Qui aurait pu imaginer que la "laideur" deviendrait une nouvelle esthétique du jeu vidéo ? Alors que les mastodontes de l'industrie rivalisent d'ingéniosité pour proposer des graphismes toujours plus réalistes, un courant artistique radicalement opposé s'est imposé au fil des années au sein de la scène indé. Bien sûr, on ne vous le dira jamais assez : la beauté est dans les yeux de celui qui regarde. Mais ces jeux, volontairement bruts et dérangeants, nous plongent dans des univers où l'esthétique du laid devient une force créatrice. Golden Light, Cruelty Squad, Mouthwashing... Des titres, loin des standards de beauté habituels, qui sont devenus certaines des expériences indés les plus captivantes pour les joueurs ces derniers mois.

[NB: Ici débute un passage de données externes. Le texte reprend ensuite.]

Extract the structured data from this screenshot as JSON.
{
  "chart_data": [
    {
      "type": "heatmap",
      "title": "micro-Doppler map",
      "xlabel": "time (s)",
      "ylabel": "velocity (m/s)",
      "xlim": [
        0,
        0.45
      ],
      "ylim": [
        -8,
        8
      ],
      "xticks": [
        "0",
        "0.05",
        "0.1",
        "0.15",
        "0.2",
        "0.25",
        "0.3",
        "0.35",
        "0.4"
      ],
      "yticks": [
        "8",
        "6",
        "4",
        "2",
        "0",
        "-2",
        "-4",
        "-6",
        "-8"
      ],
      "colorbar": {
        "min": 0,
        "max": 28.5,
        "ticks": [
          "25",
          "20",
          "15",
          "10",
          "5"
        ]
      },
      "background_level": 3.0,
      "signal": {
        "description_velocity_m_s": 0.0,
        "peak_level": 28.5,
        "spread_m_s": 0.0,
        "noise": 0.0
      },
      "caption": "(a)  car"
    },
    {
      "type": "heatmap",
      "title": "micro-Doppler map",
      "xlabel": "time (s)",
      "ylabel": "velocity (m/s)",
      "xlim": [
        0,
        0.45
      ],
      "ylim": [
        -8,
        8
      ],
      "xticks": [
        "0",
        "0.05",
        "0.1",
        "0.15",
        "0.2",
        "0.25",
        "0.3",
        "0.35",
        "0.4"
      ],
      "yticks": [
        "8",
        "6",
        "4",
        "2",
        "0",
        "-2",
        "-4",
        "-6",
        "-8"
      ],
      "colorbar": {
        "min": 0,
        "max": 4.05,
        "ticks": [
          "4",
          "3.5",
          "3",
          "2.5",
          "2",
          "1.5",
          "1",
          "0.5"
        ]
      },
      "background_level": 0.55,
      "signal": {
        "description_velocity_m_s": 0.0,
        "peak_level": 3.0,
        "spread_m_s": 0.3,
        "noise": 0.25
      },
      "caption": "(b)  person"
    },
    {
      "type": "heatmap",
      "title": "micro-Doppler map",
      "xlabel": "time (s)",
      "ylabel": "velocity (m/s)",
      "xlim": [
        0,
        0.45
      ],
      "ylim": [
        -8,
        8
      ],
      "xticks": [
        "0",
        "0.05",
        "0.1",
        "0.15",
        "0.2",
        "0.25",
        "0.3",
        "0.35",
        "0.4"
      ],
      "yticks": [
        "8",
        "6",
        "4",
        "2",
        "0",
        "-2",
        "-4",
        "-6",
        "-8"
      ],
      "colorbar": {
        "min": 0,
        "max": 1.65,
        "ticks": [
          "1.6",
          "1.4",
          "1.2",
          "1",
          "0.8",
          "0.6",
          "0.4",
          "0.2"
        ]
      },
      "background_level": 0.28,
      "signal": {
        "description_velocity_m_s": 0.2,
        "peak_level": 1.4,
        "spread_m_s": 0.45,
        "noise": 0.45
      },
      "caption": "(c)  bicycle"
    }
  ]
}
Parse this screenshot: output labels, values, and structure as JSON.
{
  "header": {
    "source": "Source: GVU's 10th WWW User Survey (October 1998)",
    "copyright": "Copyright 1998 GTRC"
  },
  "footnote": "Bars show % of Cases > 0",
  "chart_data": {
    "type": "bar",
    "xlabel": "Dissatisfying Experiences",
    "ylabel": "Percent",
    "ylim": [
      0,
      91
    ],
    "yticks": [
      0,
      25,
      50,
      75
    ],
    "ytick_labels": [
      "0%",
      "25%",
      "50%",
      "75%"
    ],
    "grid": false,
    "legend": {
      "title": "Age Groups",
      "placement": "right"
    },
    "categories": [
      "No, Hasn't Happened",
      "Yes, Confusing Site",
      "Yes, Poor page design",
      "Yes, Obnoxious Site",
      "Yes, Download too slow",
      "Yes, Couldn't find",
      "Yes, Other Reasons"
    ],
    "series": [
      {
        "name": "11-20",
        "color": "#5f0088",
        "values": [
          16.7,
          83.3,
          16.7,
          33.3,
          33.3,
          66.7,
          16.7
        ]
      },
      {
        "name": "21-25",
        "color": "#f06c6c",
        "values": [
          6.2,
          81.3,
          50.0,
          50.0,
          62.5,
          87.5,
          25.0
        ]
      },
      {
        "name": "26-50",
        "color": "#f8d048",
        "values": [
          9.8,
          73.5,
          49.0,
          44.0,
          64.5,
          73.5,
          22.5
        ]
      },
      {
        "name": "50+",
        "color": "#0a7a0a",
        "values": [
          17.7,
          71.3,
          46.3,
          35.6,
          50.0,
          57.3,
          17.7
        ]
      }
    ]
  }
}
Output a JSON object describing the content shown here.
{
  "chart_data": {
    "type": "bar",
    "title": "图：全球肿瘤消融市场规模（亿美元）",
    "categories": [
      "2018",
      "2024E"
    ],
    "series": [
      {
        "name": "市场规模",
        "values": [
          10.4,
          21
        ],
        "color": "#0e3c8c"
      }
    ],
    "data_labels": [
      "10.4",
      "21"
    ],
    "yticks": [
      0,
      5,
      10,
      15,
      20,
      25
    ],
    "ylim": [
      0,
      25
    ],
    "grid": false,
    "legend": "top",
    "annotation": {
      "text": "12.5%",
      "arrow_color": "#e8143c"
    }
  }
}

Golden Light et Cruelty Squad

Ces jeux vidéo très étranges font partie des meilleures expériences de ces derniers moisCes jeux vidéo très étranges font partie des meilleures expériences de ces derniers mois

En 2022, sortait notamment le jeu Prop Hunt Golden Light, dont l'enjeu bien étrange est de grignoter des armes. Une mécanique aussi absurde qu'addictive, propulsant les joueurs dans un univers grotesque, bourdonnant de bruits cacophoniques et baignant dans une atmosphère viscérale. Un an plus tôt, le célébré Cruelty Squad nous immergeait déjà dans un monde-poubelle, un enfer fétide où les liquides putrides et les détritus s'entassaient. Une esthétique délibérément repoussante qui écartait les limites du confort ludique. Comment expliquer ce succès ? Ces productions, en bousculant les codes établis, nous obligent à repenser notre rapport à l'image et au son. Autrement dit, la force de ces jeux réside dans leur audace à déconstruire les conventions du jeu vidéo en s'affranchissant des réalités physiques et logiques. Autant d'expériences sensorielles qui bousculent nos repères et deviennent naturellement inoubliables.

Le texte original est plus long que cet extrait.